NREI: Your report also noted that PGIM’s research team remains cautiously optimistic on the outlook for commercial real estate in 2019. What are some of the reasons for that optimism?

Lee Menifee: The optimism for this year really comes from a few things that are mostly tied to the broader macro-economic environment, but there are some real estate drivers as well. In the U.S., tighter monetary policy has been offset by continued stimulus from tax cuts and fiscal expansion. Real estate supply pipelines are also very moderate by historic standards.

NREI: Where does PGIM see the biggest opportunities for investing in 2019?

Lee Menifee: One area that we highlight are niche property types. There are many options available to investors right now. One of the criteria for evaluating niche product types is that it needs to be needs- based. What is the underlying tenant demand? Is it sustained by demographic trends or other cyclical drivers? The second criteria is that it needs to offer a risk-adjusted return over major property types. One of the opportunities that we see as attractive for this year in the U.S. is manufactured housing, which has a very stable and growing demand base and very little new supply.

NREI: Are there any other key trends that are on your “watch list” for 2019?

Lee Menifee: One area we are looking at pretty closely is the uptick in investor interest in impact investing. Impact investing is not just a current opportunity, but something that is going to be a permanent part of their real estate investing strategy.
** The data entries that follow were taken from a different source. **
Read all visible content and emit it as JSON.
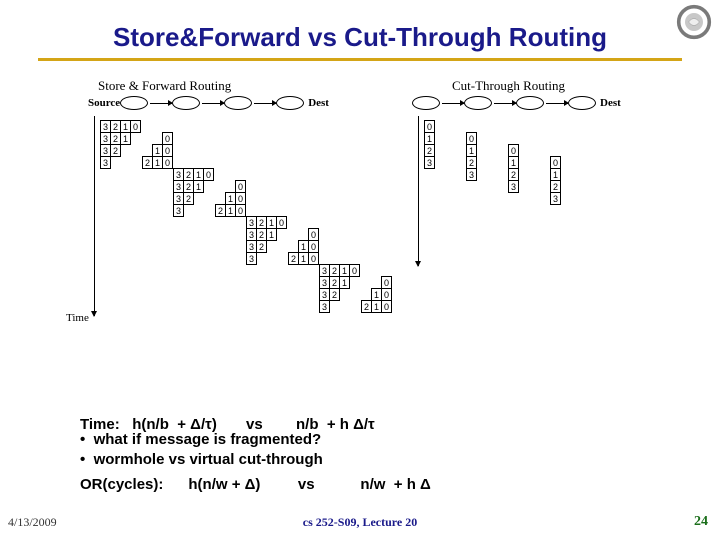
{
  "title": "Store&Forward vs Cut-Through Routing",
  "logo": {
    "ring_color": "#7a7a7a",
    "inner_color": "#b8b8b8"
  },
  "colors": {
    "title": "#1a1a8a",
    "underline": "#d4a517",
    "footer_course": "#1a1a8a",
    "footer_pg": "#1a6e1a"
  },
  "diagram_left": {
    "title": "Store & Forward Routing",
    "src_label": "Source",
    "dest_label": "Dest",
    "hops": 4,
    "time_label": "Time",
    "rows": [
      {
        "indent": 0,
        "cells": [
          "3",
          "2",
          "1",
          "0"
        ]
      },
      {
        "indent": 1,
        "cells": [
          "3",
          "2",
          "1"
        ],
        "sep": true,
        "next": [
          "0"
        ]
      },
      {
        "indent": 2,
        "cells": [
          "3",
          "2"
        ],
        "sep": true,
        "next": [
          "1",
          "0"
        ]
      },
      {
        "indent": 3,
        "cells": [
          "3"
        ],
        "sep": true,
        "next": [
          "2",
          "1",
          "0"
        ]
      },
      {
        "indent": 4,
        "cells": [],
        "sep": true,
        "next": [
          "3",
          "2",
          "1",
          "0"
        ]
      },
      {
        "indent": 5,
        "cells": [],
        "sep": true,
        "next": [
          "3",
          "2",
          "1"
        ],
        "sep2": true,
        "next2": [
          "0"
        ]
      },
      {
        "indent": 6,
        "cells": [],
        "sep": true,
        "next": [
          "3",
          "2"
        ],
        "sep2": true,
        "next2": [
          "1",
          "0"
        ]
      },
      {
        "indent": 7,
        "cells": [],
        "sep": true,
        "next": [
          "3"
        ],
        "sep2": true,
        "next2": [
          "2",
          "1",
          "0"
        ]
      }
    ]
  },
  "diagram_right": {
    "title": "Cut-Through Routing",
    "src_label": "",
    "dest_label": "Dest",
    "hops": 4,
    "time_label": "",
    "rows": []
  },
  "formula_line1_a": "Time:   h(n/b  + ",
  "formula_line1_b": ")       vs        n/b  + h ",
  "formula_line2_a": "OR(cycles):      h(n/w + ",
  "formula_line2_b": ")         vs           n/w  + h ",
  "delta": "Δ",
  "tau": "τ",
  "bullets": [
    "what if message is fragmented?",
    "wormhole vs virtual cut-through"
  ],
  "footer": {
    "date": "4/13/2009",
    "course": "cs 252-S09, Lecture 20",
    "page": "24"
  }
}
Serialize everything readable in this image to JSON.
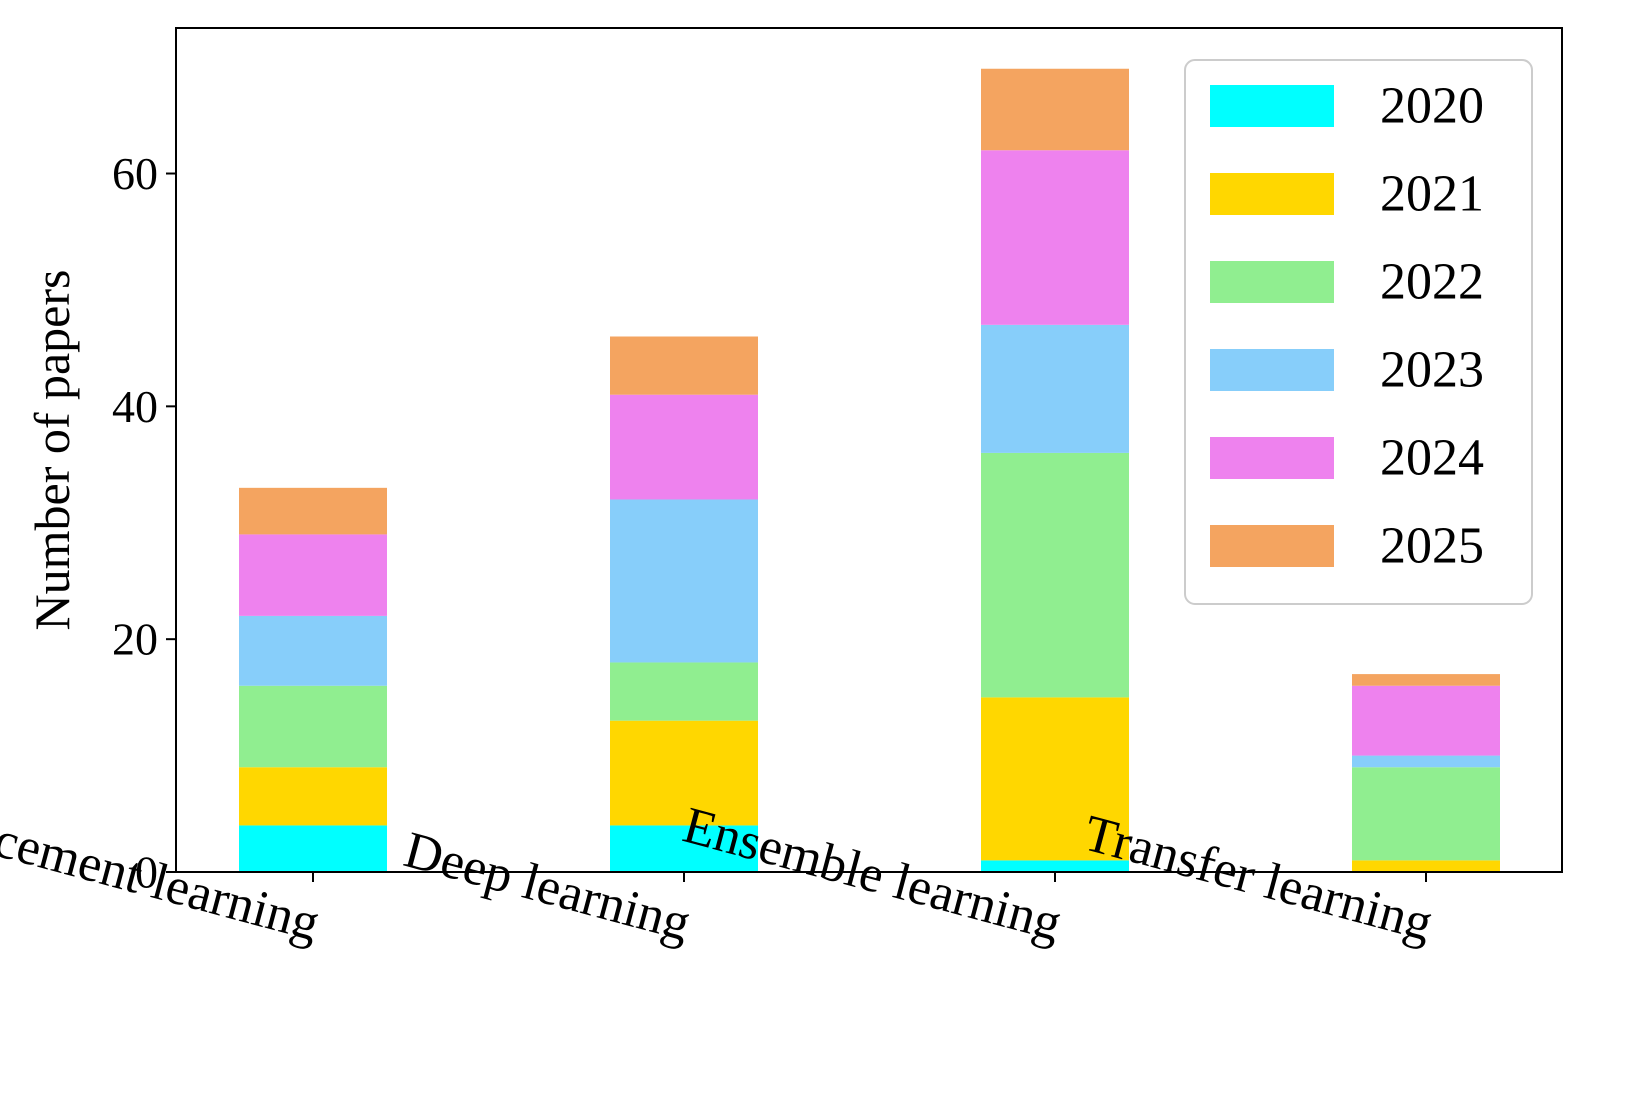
{
  "chart_data": {
    "type": "bar",
    "stacked": true,
    "title": "",
    "xlabel": "",
    "ylabel": "Number of papers",
    "ylim": [
      0,
      72.5
    ],
    "yticks": [
      0,
      20,
      40,
      60
    ],
    "grid": false,
    "legend_position": "top-right",
    "categories": [
      "Reinforcement learning",
      "Deep learning",
      "Ensemble learning",
      "Transfer learning"
    ],
    "series": [
      {
        "name": "2020",
        "color": "#00FFFF",
        "values": [
          4,
          4,
          1,
          0
        ]
      },
      {
        "name": "2021",
        "color": "#FFD700",
        "values": [
          5,
          9,
          14,
          1
        ]
      },
      {
        "name": "2022",
        "color": "#90EE90",
        "values": [
          7,
          5,
          21,
          8
        ]
      },
      {
        "name": "2023",
        "color": "#87CEFA",
        "values": [
          6,
          14,
          11,
          1
        ]
      },
      {
        "name": "2024",
        "color": "#EE82EE",
        "values": [
          7,
          9,
          15,
          6
        ]
      },
      {
        "name": "2025",
        "color": "#F4A460",
        "values": [
          4,
          5,
          7,
          1
        ]
      }
    ]
  }
}
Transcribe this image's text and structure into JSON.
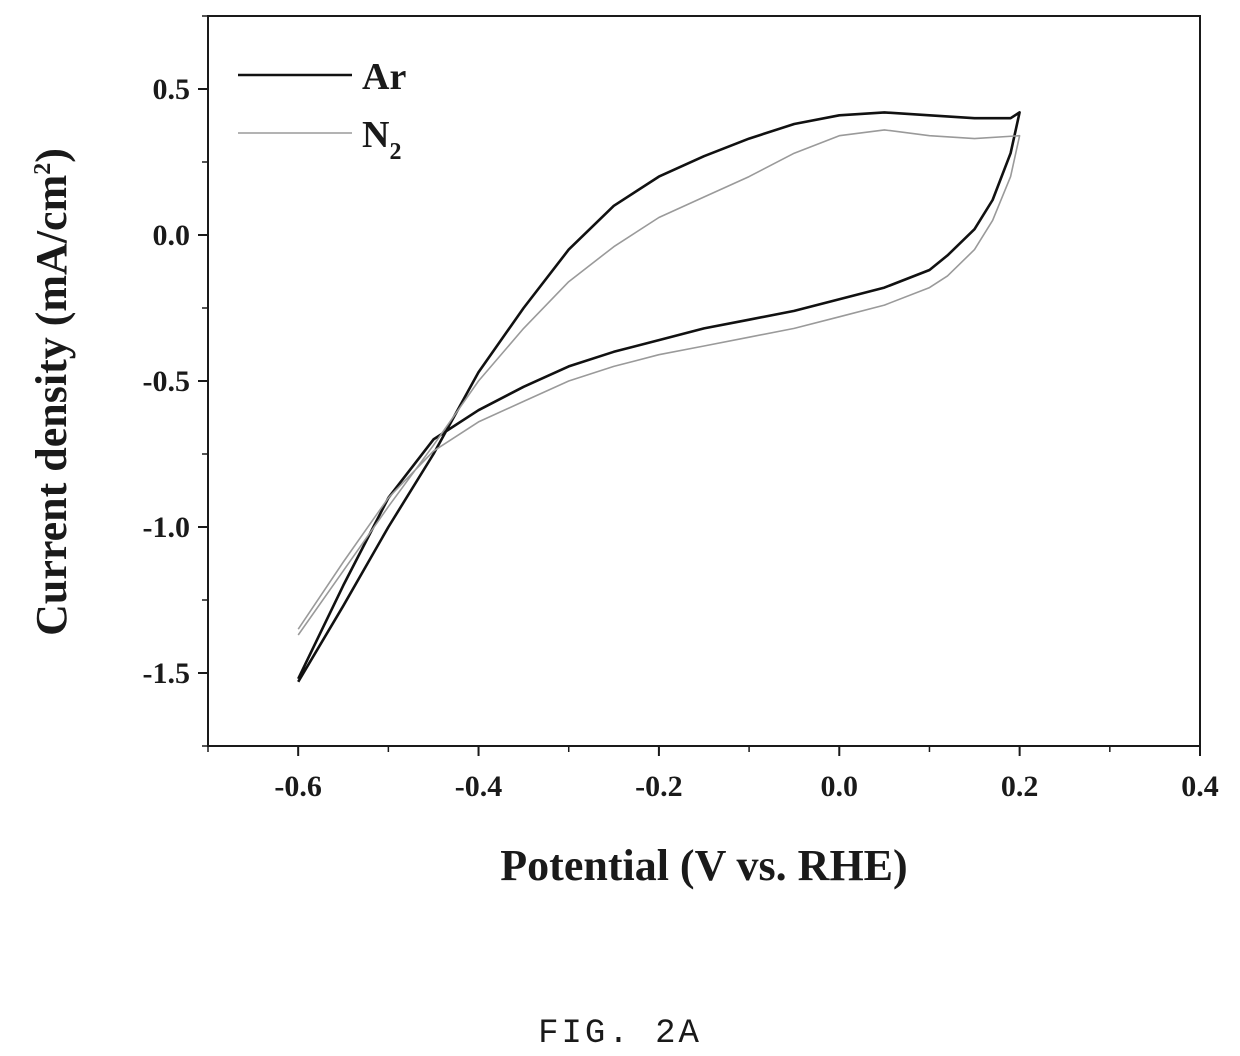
{
  "figure_label": "FIG. 2A",
  "chart_data": {
    "type": "line",
    "xlabel": "Potential (V vs. RHE)",
    "ylabel": "Current density (mA/cm²)",
    "ylabel_main": "Current density (mA/cm",
    "ylabel_sup": "2",
    "ylabel_tail": ")",
    "xlim": [
      -0.7,
      0.4
    ],
    "ylim": [
      -1.75,
      0.75
    ],
    "x_ticks": [
      -0.6,
      -0.4,
      -0.2,
      0.0,
      0.2,
      0.4
    ],
    "x_tick_labels": [
      "-0.6",
      "-0.4",
      "-0.2",
      "0.0",
      "0.2",
      "0.4"
    ],
    "y_ticks": [
      0.5,
      0.0,
      -0.5,
      -1.0,
      -1.5
    ],
    "y_tick_labels": [
      "0.5",
      "0.0",
      "-0.5",
      "-1.0",
      "-1.5"
    ],
    "legend": {
      "position": "top-left"
    },
    "series": [
      {
        "name": "Ar",
        "legend_main": "Ar",
        "legend_sub": "",
        "color": "#111111",
        "points": [
          [
            -0.6,
            -1.53
          ],
          [
            -0.55,
            -1.27
          ],
          [
            -0.5,
            -1.0
          ],
          [
            -0.45,
            -0.75
          ],
          [
            -0.4,
            -0.47
          ],
          [
            -0.35,
            -0.25
          ],
          [
            -0.3,
            -0.05
          ],
          [
            -0.25,
            0.1
          ],
          [
            -0.2,
            0.2
          ],
          [
            -0.15,
            0.27
          ],
          [
            -0.1,
            0.33
          ],
          [
            -0.05,
            0.38
          ],
          [
            0.0,
            0.41
          ],
          [
            0.05,
            0.42
          ],
          [
            0.1,
            0.41
          ],
          [
            0.15,
            0.4
          ],
          [
            0.19,
            0.4
          ],
          [
            0.2,
            0.42
          ],
          [
            0.19,
            0.28
          ],
          [
            0.17,
            0.12
          ],
          [
            0.15,
            0.02
          ],
          [
            0.12,
            -0.07
          ],
          [
            0.1,
            -0.12
          ],
          [
            0.05,
            -0.18
          ],
          [
            0.0,
            -0.22
          ],
          [
            -0.05,
            -0.26
          ],
          [
            -0.1,
            -0.29
          ],
          [
            -0.15,
            -0.32
          ],
          [
            -0.2,
            -0.36
          ],
          [
            -0.25,
            -0.4
          ],
          [
            -0.3,
            -0.45
          ],
          [
            -0.35,
            -0.52
          ],
          [
            -0.4,
            -0.6
          ],
          [
            -0.45,
            -0.7
          ],
          [
            -0.5,
            -0.9
          ],
          [
            -0.55,
            -1.2
          ],
          [
            -0.6,
            -1.52
          ]
        ]
      },
      {
        "name": "N2",
        "legend_main": "N",
        "legend_sub": "2",
        "color": "#9a9a9a",
        "points": [
          [
            -0.6,
            -1.37
          ],
          [
            -0.55,
            -1.15
          ],
          [
            -0.5,
            -0.93
          ],
          [
            -0.45,
            -0.72
          ],
          [
            -0.4,
            -0.5
          ],
          [
            -0.35,
            -0.32
          ],
          [
            -0.3,
            -0.16
          ],
          [
            -0.25,
            -0.04
          ],
          [
            -0.2,
            0.06
          ],
          [
            -0.15,
            0.13
          ],
          [
            -0.1,
            0.2
          ],
          [
            -0.05,
            0.28
          ],
          [
            0.0,
            0.34
          ],
          [
            0.05,
            0.36
          ],
          [
            0.1,
            0.34
          ],
          [
            0.15,
            0.33
          ],
          [
            0.2,
            0.34
          ],
          [
            0.19,
            0.2
          ],
          [
            0.17,
            0.05
          ],
          [
            0.15,
            -0.05
          ],
          [
            0.12,
            -0.14
          ],
          [
            0.1,
            -0.18
          ],
          [
            0.05,
            -0.24
          ],
          [
            0.0,
            -0.28
          ],
          [
            -0.05,
            -0.32
          ],
          [
            -0.1,
            -0.35
          ],
          [
            -0.15,
            -0.38
          ],
          [
            -0.2,
            -0.41
          ],
          [
            -0.25,
            -0.45
          ],
          [
            -0.3,
            -0.5
          ],
          [
            -0.35,
            -0.57
          ],
          [
            -0.4,
            -0.64
          ],
          [
            -0.45,
            -0.74
          ],
          [
            -0.5,
            -0.9
          ],
          [
            -0.55,
            -1.12
          ],
          [
            -0.6,
            -1.35
          ]
        ]
      }
    ]
  }
}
I would further divide that by traditional investors in real estate who are looking to add an allocation to impact investing, and separately those that are already experienced impact investors and are looking at real estate as something they want to add with their impact investing dollars. So that is one area that we are looking at, because we do think it will affect where the investment opportunities will be, both to buy and sell, because we are expecting to see a lot of growth in that impact investing sector around the world.

NREI: Do you think that could also fuel more capital going into Opportunity Zone funds?

Lee Menifee: Opportunity Zones is one area that has attracted a lot of attention in the U.S., with many funds that have been set up already. There may be opportunities there, but we are also mindful of the intense competition to invest in them. A lot of the capital that has been raised appears to be more retail capital. The type of impact investing capital is looking beyond the tax credit advantages that come through something like Opportunity Zones into more of a permanent allocation without explicit consideration to preferential tax treatment.

NREI: Is there anything else that you would like to add?

Lee Menifee: Overall, when we look at the trends we have identified in our Outlook report, in what seems to be a very changing environment, there is actually a lot of continuity. Staying the course still makes a lot of sense. In hindsight, when we have invested in uncertain environments, more often than not, discipline in that plan has led to a better outcome than if we had stayed on the sidelines. So, I think 2019 is likely to be a repeat of that for us.